With projected farm income being high for the year 2020 due to a late surge in crop prices and direct government payments, many will be looking at prepaid expenses to help with their tax planning. IRS publication 225 goes into detail on prepaid expenses. The expenditure must be for an actual purchase. It cannot be a deposit to buy items in the future. To be a true prepaid expense it should outline a quantity and amount purchased, and should not be refundable or available for substitution. To read more on prepaid expenses and the other rules to follow, visit the CropWatch article at https://cropwatch.unl.edu/2018/prepaid-expenses.
For cash-basis taxpayers, one common tool in tax planning is the rule of constructive receipts. This is a timing recognition tool. A full outline of constructive receipts can be found in §1.451-2. To sum it up constructive receipts look at when you had access to a payment. For example, if you receive a check in the mail on January 3, 2021 for $2,000 for harvest work and the check is dated December 29, 2020, is it 2020 income or 2021 income? With constructive receipts, we would claim the income in 2021 as that is when we had the ability to cash and use the check. For a more in-depth article on constructive receipts, visit the CropWatch article https://cropwatch.unl.edu/2018/accounting-agriculture-using-constructive-receipts.
I saved the most complicated for last. With multiple direct payments, loans, and grants issued during 2020 there is going to need to be some time dedicated to sorting this out. To give a brief example you have Coronavirus Food Assistance Program 1, Coronavirus Food Assistance Program 2, Paycheck Protection Program, Economic Injury Disaster Loans, Employee Retention Credit, and Livestock Producer Stabilization Grants for an abbreviated list of potential talking points. Some of these are state, and some are federal. Some of these are grants or have forgiven portions, some are loans that must be paid back, and some are direct payments. The IRS has made some comments on most of these, but a few of them are still being debated as to if they are treated as taxable income. This is all in addition to the more recognizable payments of ARC/PLC and crop insurance. The best advice I can give is to create a summary sheet of all the different types of payments received in 2020 with supporting documents in an easily accessible folder. Once you have your list made and have estimated production income and expenses for 2020, schedule a meeting with your tax preparer. Giving time to digest all of the gears and cogs that are turning this year will give you a better understanding of what tax planning tools need to be utilized.
Other Common Topics
In addition to all of the above points of conversation, there are still parts of the Tax Cuts and Jobs Act (TCJA) of 2017 that are commonly forgotten about. Like-Kind Exchange tends to be the one that catches people the most. Many farms do not trade equipment yearly, so it may be the first time equipment has changed hands since the TCJA passed. I have received many phone calls in panic when producers discover that Like-Kind Exchange no longer applies for trades on equipment. To read more on the subject go to https://cropwatch.unl.edu/2018/trading-equipment-without-kind-exchange. The TCJA changed Section 179 and Bonus Depreciation to help with planning with Like-Kind Exchange no longer available for those assets.

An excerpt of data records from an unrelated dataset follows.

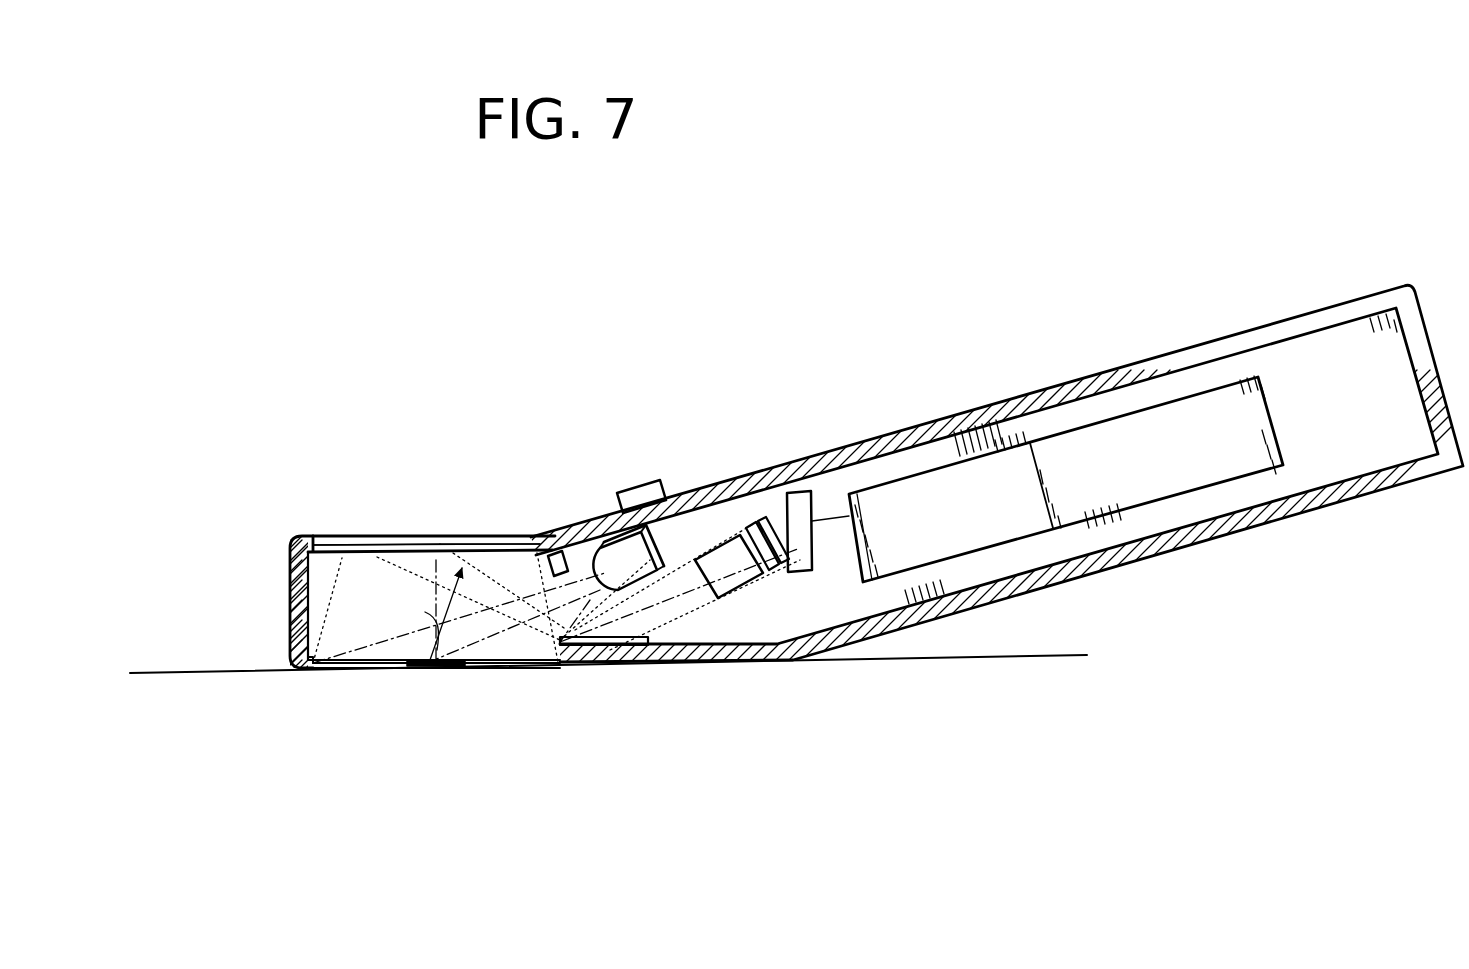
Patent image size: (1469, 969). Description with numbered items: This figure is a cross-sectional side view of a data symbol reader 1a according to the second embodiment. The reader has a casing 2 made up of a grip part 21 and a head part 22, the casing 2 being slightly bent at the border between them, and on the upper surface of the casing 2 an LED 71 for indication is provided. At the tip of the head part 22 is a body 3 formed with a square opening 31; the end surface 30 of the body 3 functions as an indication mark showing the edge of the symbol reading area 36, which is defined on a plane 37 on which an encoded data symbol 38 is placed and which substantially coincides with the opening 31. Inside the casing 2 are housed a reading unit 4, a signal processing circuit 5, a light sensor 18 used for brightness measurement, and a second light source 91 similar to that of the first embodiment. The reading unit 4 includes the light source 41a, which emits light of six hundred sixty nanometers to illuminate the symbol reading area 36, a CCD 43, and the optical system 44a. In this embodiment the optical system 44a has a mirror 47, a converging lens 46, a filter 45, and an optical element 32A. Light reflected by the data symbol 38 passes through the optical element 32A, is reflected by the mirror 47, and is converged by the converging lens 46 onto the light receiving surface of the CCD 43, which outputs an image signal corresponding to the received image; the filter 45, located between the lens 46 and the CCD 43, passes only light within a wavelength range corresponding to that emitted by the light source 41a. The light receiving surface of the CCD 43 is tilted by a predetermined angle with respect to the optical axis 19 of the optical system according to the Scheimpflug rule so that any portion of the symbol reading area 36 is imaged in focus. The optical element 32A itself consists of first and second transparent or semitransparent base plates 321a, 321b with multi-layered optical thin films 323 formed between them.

The data symbol reader 1a is at (872, 296).
The casing 2 is at (734, 488).
The body 3 is at (287, 592).
The reading unit 4 is at (736, 530).
The signal processing circuit 5 is at (1036, 514).
The light sensor 18 is at (554, 556).
The optical axis 19 is at (428, 648).
The grip part 21 is at (1116, 370).
The head part 22 is at (282, 532).
The end surface 30 is at (300, 672).
The opening 31 is at (498, 668).
The optical element 32A is at (348, 532).
The symbol reading area 36 is at (360, 670).
The plane 37 is at (231, 675).
The data symbol 38 is at (440, 668).
The light source 41a is at (603, 556).
The CCD 43 is at (815, 572).
The optical system 44a is at (704, 540).
The filter 45 is at (789, 568).
The converging lens 46 is at (747, 582).
The mirror 47 is at (625, 650).
The LED 71 is at (641, 492).
The second light source 91 is at (607, 545).
The first base plate 321a is at (447, 552).
The second base plate 321b is at (492, 546).
The multi-layered optical thin films 323 is at (390, 537).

I can honestly say that when the TCJA came out I thought it was going to be one of the most complicated tax planning seasons in memory (I missed out on the implementation of the 1981 Economic Recovery Tax Act). The year 2020 though is bucking for a top spot. If you wish to get the most bang-for-your-buck out of taxes, try to get your information together early and schedule a meeting with your tax preparer.